Using this data, we take a look at how the original and recomputed values compare.

```{r plot-compare-calc, warning = FALSE, fig.width = 10, fig.height = 10}
longSummarizedData %>%
    tidyr::spread(calc, value) %>%
    ggplot(aes(x = original, y = updated)) +
    geom_point(alpha = 1/5) +
    geom_abline(color = 'blue') +
    facet_wrap(~ metric + study, scales = "free") +
    ggtitle("Comparison of original and recomputed metrics")
```

If the values were identical, they would lie across the blue diagonal line. Do the original and recomputed values agree? If not, are there any clear differences between the two? Recall that in an earlier analysis we also looked at IC50 values after log-transformation. How does the plot look after applying a log-transformation to these data?

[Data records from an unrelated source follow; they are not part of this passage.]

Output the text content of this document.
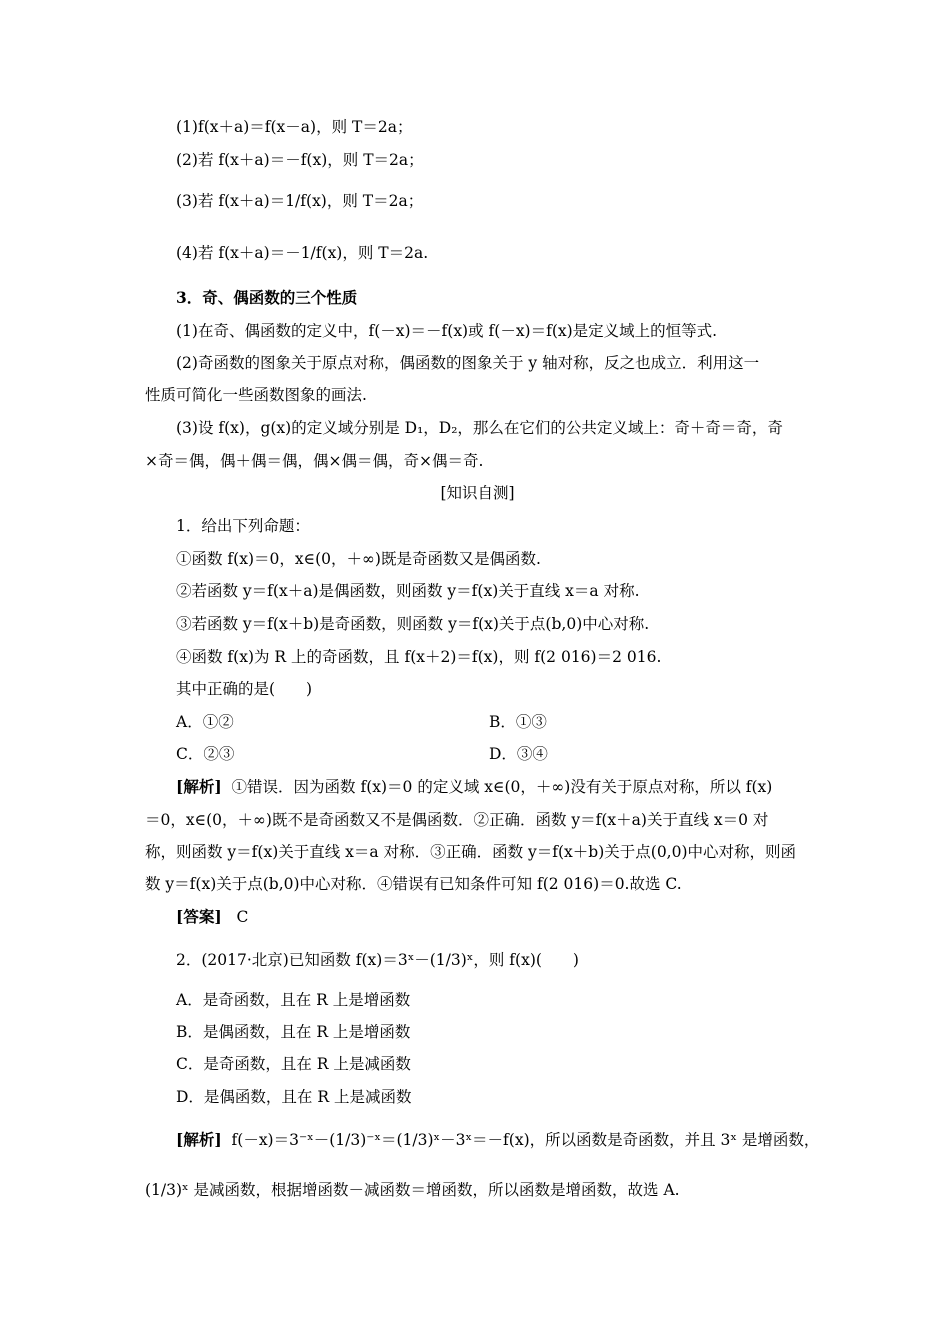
(1)f(x＋a)＝f(x－a)，则 T＝2a；
(2)若 f(x＋a)＝－f(x)，则 T＝2a；
(3)若 f(x＋a)＝1/f(x)，则 T＝2a；
(4)若 f(x＋a)＝－1/f(x)，则 T＝2a.
3．奇、偶函数的三个性质
(1)在奇、偶函数的定义中，f(－x)＝－f(x)或 f(－x)＝f(x)是定义域上的恒等式.
(2)奇函数的图象关于原点对称，偶函数的图象关于 y 轴对称，反之也成立．利用这一
性质可简化一些函数图象的画法.
(3)设 f(x)，g(x)的定义域分别是 D₁，D₂，那么在它们的公共定义域上：奇＋奇＝奇，奇
×奇＝偶，偶＋偶＝偶，偶×偶＝偶，奇×偶＝奇.
[知识自测]
1．给出下列命题：
①函数 f(x)＝0，x∈(0，＋∞)既是奇函数又是偶函数.
②若函数 y＝f(x＋a)是偶函数，则函数 y＝f(x)关于直线 x＝a 对称.
③若函数 y＝f(x＋b)是奇函数，则函数 y＝f(x)关于点(b,0)中心对称.
④函数 f(x)为 R 上的奇函数，且 f(x＋2)＝f(x)，则 f(2 016)＝2 016.
其中正确的是(　　)
A．①②	B．①③
C．②③	D．③④
[解析] ①错误．因为函数 f(x)＝0 的定义域 x∈(0，＋∞)没有关于原点对称，所以 f(x)
＝0，x∈(0，＋∞)既不是奇函数又不是偶函数．②正确．函数 y＝f(x＋a)关于直线 x＝0 对
称，则函数 y＝f(x)关于直线 x＝a 对称．③正确．函数 y＝f(x＋b)关于点(0,0)中心对称，则函
数 y＝f(x)关于点(b,0)中心对称．④错误有已知条件可知 f(2 016)＝0.故选 C.
[答案] C
2．(2017·北京)已知函数 f(x)＝3ˣ－(1/3)ˣ，则 f(x)(　　)
A．是奇函数，且在 R 上是增函数
B．是偶函数，且在 R 上是增函数
C．是奇函数，且在 R 上是减函数
D．是偶函数，且在 R 上是减函数
[解析] f(－x)＝3⁻ˣ－(1/3)⁻ˣ＝(1/3)ˣ－3ˣ＝－f(x)，所以函数是奇函数，并且 3ˣ 是增函数，
(1/3)ˣ 是减函数，根据增函数－减函数＝增函数，所以函数是增函数，故选 A.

We can also take a look at how the agreement of metrics between studies with both the original and recomputed values.

```{r plot-compare-study, warning = FALSE, fig.width = 10, fig.height = 10}
longSummarizedData %>%
    tidyr::spread(study, value) %>%
    ggplot(aes(x = CCLE, y = GDSC)) +
    geom_point(alpha = 1/5) +
    geom_abline(color = 'blue') +
    facet_wrap(~ metric + calc, scales = "free") +
    ggtitle("Comparison of studies with original and recomputed metrics")
```

Consider also computing correlation measures between the two studies with the original and recomputed values. Do the recomputed values improve or change the results of the analysis?